What’s Causation and How Do I Prove It?
During rush hour, a car races through a red light and plows into two other vehicles. As the first car comes to an abrupt stop in the middle of the intersection, another car runs into its rear end. Meanwhile, the other two vehicles strike two pedestrians and a biker.
Who caused the injuries to the pedestrians and the biker? What about the other cars’ drivers? While it may seem easy to prove who caused the injuries, in this case, proving causation in court could be a complicated process.
Causation generally refers to one thing that is a catalyst for something else. Though the legal definition is similar, causation can be slightly more complicated in court cases.
In law, causation is a critical element that a plaintiff must prove to show negligence in a personal injury case. The legal definition of causation is the cause and effect relationship between one party’s injury-causing conduct and the damages another party claims in a personal injury case.
Understanding the Two Types of Causation
Before you can prove causation, it’s necessary to understand that most courts, including Texas courts, break down causation into two categories: actual cause and proximate cause. Plaintiffs must prove both types to win their case.
The first type, “cause in fact,” also known as the actual cause, is the simplest. For example, car A runs into car B. Driver A’s actions are the actual cause of the accident.
The proximate cause, also known as the legal cause, is often more complicated. Courts consider the series of events that led to the plaintiff’s injury. The defendant’s conduct is the proximate cause of the plaintiff’s injuries if the injuries were reasonably foreseeable.
To make things even trickier, some situations don’t have a proximate cause at all. Other cases have overlaps between the proximate and actual cause.
How Courts Determine Actual Causation
As noted above, the actual cause is generally clear-cut. Proximate cause gets trickier. The courts rely on tests to make a determination of cause.
The But-For Test
For actual cause, many states use the but-for test. In personal injury cases, the but-for test asks, “would the plaintiff have been injured ‘but for’ the defendant’s actions (or inactions)?”
For example, Driver A drove through a red light into a busy intersection and struck Driver B, who sustained whiplash. But for A hitting B, Driver B would not have suffered whiplash.
It’s important to note that by driving into a busy intersection, it should have been foreseeable to Driver A that they would likely hit one or more cars. Accordingly, Driver A’s actions are the proximate cause of B’s injuries also.
It’s easy to see how complex these situations can get, especially when there is a long string of events involved and multiple parties. Additionally, the but-for test can be problematic as people tease out too many relations between actions.
The Substantial Factor Test
Another common test asks whether or not the defendant’s actions (or inactions) played a substantial role in causing the plaintiff’s injuries. In this approach, trivial actions or failures to act may not be enough to establish actual causation.

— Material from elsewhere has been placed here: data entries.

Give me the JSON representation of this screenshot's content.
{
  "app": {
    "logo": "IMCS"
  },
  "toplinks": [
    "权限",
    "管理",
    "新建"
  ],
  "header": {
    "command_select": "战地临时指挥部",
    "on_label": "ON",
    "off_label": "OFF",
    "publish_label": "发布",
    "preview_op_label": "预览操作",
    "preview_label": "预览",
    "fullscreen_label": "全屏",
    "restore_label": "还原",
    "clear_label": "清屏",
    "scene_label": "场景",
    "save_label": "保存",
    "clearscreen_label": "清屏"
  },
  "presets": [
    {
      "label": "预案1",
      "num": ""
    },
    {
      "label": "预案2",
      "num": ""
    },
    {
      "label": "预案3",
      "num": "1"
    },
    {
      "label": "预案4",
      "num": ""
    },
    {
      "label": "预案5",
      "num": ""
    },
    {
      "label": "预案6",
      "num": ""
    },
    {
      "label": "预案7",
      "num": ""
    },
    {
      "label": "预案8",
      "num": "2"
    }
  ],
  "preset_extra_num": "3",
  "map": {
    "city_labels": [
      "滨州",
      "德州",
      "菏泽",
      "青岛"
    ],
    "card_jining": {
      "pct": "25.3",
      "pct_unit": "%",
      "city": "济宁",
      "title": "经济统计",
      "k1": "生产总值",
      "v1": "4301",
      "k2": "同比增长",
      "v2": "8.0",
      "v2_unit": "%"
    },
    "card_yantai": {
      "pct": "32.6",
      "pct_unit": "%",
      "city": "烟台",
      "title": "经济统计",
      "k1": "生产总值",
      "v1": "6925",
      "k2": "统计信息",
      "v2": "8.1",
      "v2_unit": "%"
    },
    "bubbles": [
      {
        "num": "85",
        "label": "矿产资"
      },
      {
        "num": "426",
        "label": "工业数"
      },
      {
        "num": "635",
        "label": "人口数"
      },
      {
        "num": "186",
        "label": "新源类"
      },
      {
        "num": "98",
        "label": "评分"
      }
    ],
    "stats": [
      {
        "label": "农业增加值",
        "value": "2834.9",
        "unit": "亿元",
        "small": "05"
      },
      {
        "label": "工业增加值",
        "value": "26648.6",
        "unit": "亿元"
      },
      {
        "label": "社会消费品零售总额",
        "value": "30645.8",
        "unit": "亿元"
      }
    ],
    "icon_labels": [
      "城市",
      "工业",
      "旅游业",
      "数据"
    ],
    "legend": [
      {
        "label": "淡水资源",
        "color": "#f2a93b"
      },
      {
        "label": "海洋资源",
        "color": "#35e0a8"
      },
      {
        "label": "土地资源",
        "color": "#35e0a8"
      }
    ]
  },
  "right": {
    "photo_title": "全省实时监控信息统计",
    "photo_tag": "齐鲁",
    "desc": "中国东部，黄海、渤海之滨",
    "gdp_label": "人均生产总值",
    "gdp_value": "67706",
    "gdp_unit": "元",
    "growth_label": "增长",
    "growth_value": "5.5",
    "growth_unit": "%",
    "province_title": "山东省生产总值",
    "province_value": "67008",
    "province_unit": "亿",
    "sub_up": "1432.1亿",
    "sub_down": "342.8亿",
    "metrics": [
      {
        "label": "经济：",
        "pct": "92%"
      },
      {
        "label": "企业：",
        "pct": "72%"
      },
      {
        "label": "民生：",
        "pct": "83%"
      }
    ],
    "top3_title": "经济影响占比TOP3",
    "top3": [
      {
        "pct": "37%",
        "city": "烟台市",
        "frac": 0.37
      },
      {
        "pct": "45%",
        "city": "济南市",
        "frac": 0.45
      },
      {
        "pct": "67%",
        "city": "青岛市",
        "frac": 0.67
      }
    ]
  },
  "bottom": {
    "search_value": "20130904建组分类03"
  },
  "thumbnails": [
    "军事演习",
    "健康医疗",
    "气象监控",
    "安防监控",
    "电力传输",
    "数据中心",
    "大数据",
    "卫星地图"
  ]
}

Consider the above example where Driver A struck B. It’s easy to see that A’s recklessness at running the red light into a busy intersection was a substantial factor in the accident. However, the scenario could change if Driver B contributed to the outcome of the accident.
Proving Proximate Causation in Personal Injury Cases
Knowing how the court views proximate cause is part of the equation. Proximate cause is concerned with fairness and limiting the chain of events for which the plaintiff can claim causation.

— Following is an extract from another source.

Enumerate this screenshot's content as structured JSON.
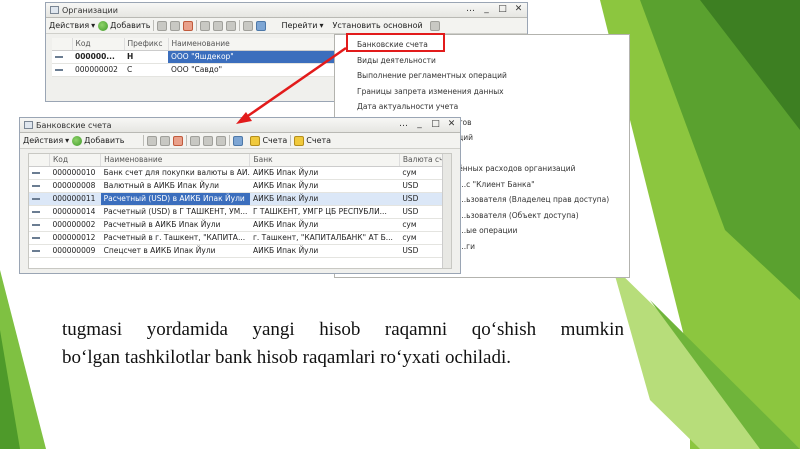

Tests for actual cause often implicate persons or events that are only remotely connected to the accident, and for which it would be unfair to hold them liable. For example, “but for a car dealership selling Driver A their car, Driver B would not have been injured.
Proximate cause prevents the plaintiff from suing parties whose actions are too remote to hold them liable fairly. It does this by only making a defendant liable for the foreseeable injuries they cause to foreseeable plaintiffs.
Say Driver A ran a red light and hit Driver B. This time, Driver B spins out and hits Driver C. Was it foreseeable that Driver A would strike at least one car if they sped through a red light at a busy intersection? Yes, a reasonable person would have predicted the likelihood of an accident.
Driver A would also likely be liable for Driver C’s injuries under a proximate cause analysis. Even though Driver B actually collided with Driver C, Driver A’s actions were the proximate cause of Driver C’s accident and injuries. It was foreseeable that Driver A’s running through a red light might cause a collision with another driver (Driver B) who might also collide with a third driver (Driver C).
It’s easy to see how complicated causation can be, and defendants are likely to toss out any mitigating factors to offset their culpability. If you’re facing a personal injury case, it may be in your best interest to consult with a knowledgable lawyer who can guide you through the process.